Sue became a housewife, a character who listened to others and who, at any given moment, could change the course of a battle with her force fields or her psionic rays, but it took John Byrne to turn everything upside down and give her the role she deserved in the Marvel Universe. Not as a mother or a wife, but as one of the most powerful women in the world.

The Invisible Girl became The Invisible Woman, her powers grew in intensity, she began to develop her own personality beyond Reed and Johnny… And finally, in Civil War, they decided to turn her into everything she was and more. Confronted in the superheroic battle, Sue ended up writing a letter to Reed where she made her intentions clear: “Johnny and I will be working underground from now on, and obviously there is no room for Franklin and Valeria. That’s why I’m leaving you to look after them and asking you to give them the time you’ve so often denied them in the past.” Boom.

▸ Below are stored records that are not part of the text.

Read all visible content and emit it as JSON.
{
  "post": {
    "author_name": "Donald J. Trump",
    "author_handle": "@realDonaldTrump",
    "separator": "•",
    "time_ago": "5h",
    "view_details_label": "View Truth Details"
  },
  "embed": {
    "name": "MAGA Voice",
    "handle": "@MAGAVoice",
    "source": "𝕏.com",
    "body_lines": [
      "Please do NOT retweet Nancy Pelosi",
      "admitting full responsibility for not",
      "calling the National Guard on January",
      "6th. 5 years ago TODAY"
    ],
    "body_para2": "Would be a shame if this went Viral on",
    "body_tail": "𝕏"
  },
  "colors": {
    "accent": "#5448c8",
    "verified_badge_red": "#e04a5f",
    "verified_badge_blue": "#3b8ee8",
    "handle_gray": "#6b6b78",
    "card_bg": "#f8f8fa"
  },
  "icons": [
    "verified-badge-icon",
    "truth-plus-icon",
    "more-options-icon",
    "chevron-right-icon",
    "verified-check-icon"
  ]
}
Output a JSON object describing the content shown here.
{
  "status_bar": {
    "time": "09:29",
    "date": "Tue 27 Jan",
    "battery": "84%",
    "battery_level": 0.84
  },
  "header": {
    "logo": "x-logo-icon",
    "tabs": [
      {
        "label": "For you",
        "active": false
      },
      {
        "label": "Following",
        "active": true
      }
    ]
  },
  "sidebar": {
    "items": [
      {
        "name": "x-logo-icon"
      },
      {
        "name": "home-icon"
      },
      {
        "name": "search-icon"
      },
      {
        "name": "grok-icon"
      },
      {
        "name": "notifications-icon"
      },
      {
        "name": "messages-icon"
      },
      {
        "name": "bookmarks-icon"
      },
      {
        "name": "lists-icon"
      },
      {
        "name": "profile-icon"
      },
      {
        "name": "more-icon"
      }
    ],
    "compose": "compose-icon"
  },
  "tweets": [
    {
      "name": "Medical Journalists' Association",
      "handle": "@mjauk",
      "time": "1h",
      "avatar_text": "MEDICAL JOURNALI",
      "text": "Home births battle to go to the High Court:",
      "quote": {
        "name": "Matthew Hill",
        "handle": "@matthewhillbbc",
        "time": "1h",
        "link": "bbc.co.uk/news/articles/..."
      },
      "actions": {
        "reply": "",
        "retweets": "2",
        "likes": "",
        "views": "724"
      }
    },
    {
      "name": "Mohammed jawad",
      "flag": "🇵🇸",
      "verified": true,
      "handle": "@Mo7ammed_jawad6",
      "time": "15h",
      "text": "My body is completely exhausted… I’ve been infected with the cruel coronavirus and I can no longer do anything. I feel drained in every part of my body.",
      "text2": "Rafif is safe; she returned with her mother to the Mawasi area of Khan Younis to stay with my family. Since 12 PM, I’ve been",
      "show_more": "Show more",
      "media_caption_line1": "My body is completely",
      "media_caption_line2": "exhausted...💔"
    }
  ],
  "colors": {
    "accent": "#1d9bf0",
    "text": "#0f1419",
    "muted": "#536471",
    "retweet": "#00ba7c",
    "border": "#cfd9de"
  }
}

Civil War may not have been the best comic book in the world, but it was, 45 years after its creation, the final awakening of a character who would never again wear an apron and keep quiet behind her husband. From the teenager obsessed with dresses to the independent woman, dozens of writers and cartoonists have shaped her over the years. The submissive Sue of the early 60s made sense in her context, but we live better knowing that the Invisible Woman was always the most fantastic of the four. Now it just remains to be seen if the next Marvel movie will be able to understand that.